We need to turn that list of filesystems into actual transfer commands. I create a file that full of the commands to execute later:

while read FS ; do
   [ -z "$FS" ] && continue;
   PFS=`dirname $FS`
   if [ "$PFS" == "." ] ; then 
   echo "[ ! -f /tmp/stop-xfer ] && sudo zmxfer -dFPsv \
 -O \"-i .ssh/backup_dsa ctbu@juno sudo \" \
 -N tank/$FS $PFS"
done < /tmp/vol_list > $CMDLIST

You might think, “what a lot of sudo!” It’s good practice. I have dedicated a backup user to do this instead of root. I’ve configured the necessary sudoers file entries to make this work.

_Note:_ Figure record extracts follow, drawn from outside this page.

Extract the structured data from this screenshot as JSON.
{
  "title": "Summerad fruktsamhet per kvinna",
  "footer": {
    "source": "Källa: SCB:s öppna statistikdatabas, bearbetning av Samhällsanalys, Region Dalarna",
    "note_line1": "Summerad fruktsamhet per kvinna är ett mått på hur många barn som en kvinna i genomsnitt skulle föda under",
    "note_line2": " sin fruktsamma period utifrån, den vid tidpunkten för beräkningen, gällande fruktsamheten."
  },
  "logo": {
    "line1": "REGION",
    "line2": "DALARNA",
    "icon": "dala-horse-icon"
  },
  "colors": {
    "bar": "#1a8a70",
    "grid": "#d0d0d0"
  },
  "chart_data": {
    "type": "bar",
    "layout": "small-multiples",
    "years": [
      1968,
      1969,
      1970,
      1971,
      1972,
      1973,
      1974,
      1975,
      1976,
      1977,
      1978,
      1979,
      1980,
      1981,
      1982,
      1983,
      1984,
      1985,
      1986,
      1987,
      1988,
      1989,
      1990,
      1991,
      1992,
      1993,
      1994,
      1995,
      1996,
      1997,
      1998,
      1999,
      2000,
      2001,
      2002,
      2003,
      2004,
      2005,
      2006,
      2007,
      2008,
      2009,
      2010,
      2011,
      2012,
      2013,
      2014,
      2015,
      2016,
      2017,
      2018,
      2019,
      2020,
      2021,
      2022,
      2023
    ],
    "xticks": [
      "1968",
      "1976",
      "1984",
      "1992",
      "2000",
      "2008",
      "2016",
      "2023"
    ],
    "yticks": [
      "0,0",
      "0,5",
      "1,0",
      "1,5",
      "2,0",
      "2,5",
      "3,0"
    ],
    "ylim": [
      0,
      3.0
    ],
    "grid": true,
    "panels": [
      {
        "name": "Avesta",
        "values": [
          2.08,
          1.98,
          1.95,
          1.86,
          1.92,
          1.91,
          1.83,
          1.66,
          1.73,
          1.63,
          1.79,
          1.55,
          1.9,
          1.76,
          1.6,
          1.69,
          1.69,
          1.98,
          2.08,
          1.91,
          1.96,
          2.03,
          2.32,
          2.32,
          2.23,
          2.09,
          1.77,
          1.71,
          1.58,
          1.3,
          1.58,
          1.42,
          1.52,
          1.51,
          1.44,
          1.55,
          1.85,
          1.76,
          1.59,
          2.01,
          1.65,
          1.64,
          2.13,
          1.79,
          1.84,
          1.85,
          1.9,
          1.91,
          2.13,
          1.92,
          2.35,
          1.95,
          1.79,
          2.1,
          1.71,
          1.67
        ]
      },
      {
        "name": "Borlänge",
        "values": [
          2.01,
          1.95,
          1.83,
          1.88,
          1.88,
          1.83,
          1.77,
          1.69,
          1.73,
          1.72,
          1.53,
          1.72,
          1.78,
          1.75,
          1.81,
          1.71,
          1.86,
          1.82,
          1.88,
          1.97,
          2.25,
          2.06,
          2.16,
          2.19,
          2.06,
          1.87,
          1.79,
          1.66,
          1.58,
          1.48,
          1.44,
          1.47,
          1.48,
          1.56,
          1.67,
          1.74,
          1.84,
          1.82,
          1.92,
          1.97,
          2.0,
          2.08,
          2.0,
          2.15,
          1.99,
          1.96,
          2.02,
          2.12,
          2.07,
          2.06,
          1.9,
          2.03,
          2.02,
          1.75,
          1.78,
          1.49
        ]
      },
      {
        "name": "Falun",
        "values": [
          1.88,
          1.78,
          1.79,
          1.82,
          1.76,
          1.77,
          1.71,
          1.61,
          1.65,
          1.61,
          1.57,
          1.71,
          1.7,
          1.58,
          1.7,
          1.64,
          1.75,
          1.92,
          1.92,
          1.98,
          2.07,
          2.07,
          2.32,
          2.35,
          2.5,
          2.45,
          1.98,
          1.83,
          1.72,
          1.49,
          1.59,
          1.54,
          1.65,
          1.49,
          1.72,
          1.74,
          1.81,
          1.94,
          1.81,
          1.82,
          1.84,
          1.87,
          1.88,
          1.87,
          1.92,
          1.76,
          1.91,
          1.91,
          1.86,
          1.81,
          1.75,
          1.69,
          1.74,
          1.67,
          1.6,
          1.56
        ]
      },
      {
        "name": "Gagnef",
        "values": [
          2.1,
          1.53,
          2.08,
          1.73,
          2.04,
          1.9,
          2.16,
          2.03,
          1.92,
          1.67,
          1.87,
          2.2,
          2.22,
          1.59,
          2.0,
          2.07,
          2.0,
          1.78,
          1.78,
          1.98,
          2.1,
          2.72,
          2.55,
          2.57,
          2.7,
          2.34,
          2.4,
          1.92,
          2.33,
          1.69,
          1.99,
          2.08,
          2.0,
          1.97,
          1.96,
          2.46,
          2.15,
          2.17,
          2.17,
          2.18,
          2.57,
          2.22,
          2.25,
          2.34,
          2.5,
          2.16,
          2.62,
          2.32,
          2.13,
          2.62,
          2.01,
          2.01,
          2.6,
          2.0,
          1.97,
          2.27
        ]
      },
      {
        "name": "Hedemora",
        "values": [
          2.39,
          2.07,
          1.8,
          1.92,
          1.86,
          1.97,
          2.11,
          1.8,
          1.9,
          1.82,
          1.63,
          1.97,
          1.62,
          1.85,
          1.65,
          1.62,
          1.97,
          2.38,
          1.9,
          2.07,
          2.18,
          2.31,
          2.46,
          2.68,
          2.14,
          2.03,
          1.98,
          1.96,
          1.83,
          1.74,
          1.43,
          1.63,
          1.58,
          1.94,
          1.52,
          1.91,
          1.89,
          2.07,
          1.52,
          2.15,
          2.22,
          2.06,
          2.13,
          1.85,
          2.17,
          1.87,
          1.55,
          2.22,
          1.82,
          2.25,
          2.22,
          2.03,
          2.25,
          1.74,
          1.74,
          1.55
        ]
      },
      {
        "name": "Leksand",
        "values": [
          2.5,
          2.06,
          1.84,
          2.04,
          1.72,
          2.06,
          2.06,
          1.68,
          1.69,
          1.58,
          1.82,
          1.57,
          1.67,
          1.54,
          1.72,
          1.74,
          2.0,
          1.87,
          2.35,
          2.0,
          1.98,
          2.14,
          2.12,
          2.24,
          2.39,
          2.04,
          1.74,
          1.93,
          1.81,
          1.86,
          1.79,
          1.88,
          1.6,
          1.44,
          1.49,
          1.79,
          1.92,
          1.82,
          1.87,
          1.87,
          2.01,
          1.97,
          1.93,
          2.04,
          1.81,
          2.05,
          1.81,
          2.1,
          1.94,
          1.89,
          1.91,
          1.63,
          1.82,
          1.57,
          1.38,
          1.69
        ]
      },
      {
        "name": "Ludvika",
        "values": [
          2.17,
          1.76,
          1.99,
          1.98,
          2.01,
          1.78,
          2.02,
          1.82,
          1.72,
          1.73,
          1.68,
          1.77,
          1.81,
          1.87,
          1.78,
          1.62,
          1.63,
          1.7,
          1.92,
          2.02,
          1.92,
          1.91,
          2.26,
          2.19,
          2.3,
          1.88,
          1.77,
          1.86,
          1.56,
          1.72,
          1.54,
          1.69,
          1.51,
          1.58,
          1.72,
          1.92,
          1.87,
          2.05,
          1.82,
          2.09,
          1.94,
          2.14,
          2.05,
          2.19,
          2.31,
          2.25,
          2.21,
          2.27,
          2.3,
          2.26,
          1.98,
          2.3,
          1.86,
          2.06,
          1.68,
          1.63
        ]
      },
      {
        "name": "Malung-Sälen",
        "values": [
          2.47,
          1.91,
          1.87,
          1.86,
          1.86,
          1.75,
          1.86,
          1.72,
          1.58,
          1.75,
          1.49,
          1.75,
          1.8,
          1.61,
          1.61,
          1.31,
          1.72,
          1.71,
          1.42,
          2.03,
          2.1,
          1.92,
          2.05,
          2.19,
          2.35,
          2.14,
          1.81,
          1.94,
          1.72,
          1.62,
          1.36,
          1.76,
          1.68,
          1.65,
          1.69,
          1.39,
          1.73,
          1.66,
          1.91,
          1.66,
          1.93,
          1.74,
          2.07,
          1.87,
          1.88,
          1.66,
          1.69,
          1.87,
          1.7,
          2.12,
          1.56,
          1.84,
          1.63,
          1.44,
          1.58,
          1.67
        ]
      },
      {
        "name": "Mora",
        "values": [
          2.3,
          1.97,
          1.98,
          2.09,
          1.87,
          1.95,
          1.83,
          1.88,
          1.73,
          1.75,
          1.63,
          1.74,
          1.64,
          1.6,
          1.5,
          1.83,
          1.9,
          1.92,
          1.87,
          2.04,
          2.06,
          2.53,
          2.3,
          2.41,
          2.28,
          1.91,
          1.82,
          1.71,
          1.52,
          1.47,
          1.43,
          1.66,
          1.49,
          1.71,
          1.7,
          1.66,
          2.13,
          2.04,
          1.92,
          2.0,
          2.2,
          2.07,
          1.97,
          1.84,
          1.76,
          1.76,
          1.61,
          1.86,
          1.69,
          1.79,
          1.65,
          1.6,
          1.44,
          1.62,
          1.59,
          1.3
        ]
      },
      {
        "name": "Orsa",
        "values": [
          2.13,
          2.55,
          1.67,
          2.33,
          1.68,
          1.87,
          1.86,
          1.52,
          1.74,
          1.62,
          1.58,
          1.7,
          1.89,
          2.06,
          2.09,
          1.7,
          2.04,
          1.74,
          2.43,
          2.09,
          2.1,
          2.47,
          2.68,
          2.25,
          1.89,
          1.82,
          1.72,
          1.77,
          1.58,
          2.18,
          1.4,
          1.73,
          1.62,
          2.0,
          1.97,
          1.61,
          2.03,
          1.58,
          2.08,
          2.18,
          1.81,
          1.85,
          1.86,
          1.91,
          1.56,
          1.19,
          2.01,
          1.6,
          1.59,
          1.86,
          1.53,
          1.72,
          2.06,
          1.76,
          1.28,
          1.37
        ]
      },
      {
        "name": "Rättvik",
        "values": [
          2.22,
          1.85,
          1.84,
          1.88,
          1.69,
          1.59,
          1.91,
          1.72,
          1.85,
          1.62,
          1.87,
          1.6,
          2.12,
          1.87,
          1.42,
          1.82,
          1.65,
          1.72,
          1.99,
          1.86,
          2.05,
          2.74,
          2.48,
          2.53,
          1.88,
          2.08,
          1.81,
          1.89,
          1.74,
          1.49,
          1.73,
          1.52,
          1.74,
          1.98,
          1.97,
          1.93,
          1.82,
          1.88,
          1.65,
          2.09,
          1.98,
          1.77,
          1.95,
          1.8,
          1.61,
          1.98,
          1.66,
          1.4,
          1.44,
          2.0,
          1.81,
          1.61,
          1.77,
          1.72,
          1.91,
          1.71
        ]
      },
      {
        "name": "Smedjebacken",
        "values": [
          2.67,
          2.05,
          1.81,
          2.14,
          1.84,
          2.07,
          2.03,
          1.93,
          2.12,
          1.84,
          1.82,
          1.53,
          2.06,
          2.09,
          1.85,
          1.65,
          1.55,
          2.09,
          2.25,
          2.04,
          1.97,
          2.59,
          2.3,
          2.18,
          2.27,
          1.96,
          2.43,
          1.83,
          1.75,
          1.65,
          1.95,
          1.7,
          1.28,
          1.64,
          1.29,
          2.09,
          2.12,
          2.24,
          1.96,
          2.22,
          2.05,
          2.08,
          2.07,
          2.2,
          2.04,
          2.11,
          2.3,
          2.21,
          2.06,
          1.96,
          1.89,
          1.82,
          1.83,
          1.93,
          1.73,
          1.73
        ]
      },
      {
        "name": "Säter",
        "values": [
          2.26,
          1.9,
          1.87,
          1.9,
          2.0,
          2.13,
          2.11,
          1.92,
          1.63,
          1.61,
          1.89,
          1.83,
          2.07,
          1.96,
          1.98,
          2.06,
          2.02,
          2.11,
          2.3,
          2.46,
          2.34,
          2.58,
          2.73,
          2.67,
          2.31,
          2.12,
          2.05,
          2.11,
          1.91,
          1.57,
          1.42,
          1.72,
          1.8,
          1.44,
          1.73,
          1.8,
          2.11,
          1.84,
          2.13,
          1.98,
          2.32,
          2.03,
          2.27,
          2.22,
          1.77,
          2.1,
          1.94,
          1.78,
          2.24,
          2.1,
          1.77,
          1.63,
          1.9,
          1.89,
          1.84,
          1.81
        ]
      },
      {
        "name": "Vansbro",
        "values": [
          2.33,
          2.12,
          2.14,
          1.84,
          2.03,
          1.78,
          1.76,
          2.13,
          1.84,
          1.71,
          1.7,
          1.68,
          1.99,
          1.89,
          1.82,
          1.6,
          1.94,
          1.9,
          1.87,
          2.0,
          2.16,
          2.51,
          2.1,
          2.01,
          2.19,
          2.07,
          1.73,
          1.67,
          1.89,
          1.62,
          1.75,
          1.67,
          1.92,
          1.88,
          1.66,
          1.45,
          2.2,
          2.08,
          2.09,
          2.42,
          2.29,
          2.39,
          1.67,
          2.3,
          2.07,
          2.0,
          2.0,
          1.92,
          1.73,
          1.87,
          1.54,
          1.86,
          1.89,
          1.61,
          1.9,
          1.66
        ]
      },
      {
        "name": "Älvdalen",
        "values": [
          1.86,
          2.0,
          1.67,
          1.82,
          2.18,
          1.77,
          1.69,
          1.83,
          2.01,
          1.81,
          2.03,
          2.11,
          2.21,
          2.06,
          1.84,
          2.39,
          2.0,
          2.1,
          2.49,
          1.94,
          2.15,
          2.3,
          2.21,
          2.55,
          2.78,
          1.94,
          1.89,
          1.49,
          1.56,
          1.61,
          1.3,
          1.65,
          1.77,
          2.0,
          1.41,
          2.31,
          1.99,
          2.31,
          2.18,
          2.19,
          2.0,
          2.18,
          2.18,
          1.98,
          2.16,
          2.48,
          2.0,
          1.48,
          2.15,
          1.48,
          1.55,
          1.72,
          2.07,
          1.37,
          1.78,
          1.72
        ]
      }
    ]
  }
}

TIP: disable requiretty in sudoers [S.O.]

We want to increase the parallelism of these zfs transfers as much as possible. The time it takes to transfer zero-length snapshots in serial is prohibitive.

L=`wc -l < $CMDLIST`
Q=$[ $[ $L + 8 ] / 8 ]
split -l $Q $CMDLIST $XFPRE

Now we run these in screen, partly because ssh and sudo and mbuffer all tend to get a bit grouchy if they can’t agree on if the really need a tty or not…and mostly because I want to keep tabs on where any transfer hangups are. This keeps script output collated. First we test for and fire up a detached screen as necessary:

screen -ls xfer | fgrep -q '.xfer' || screen -dmS xfer
sleep 1

And then we fill the screen with some commands. (We need to have a .screenrc that defines eight screens.)

for x in $XFPRE* ; do
   echo "rm /tmp/xfer-$i" >> $x
   cmd="touch /tmp/xfer-$i"
   screen -S xfer -p$i -X stuff $"$cmd\n"
   screen -S xfer -p$i -X stuff $"time bash -x $x\n"
   i=$[ $i + 1 ]

Once this script of mine is run, you can connect to the screen using:

screen -S xfer -x

And watch the scripts do their stuff. (That stuff command is actually a true screen directive: stuff $crap into terminal $p.)

I’ve been able to get my transfer time down from 140 minutes to about 14 minutes. Also many of the backups I started transferring I figured out how to reduce in scope by stopping hourly snapshots on file systems that don’t require them.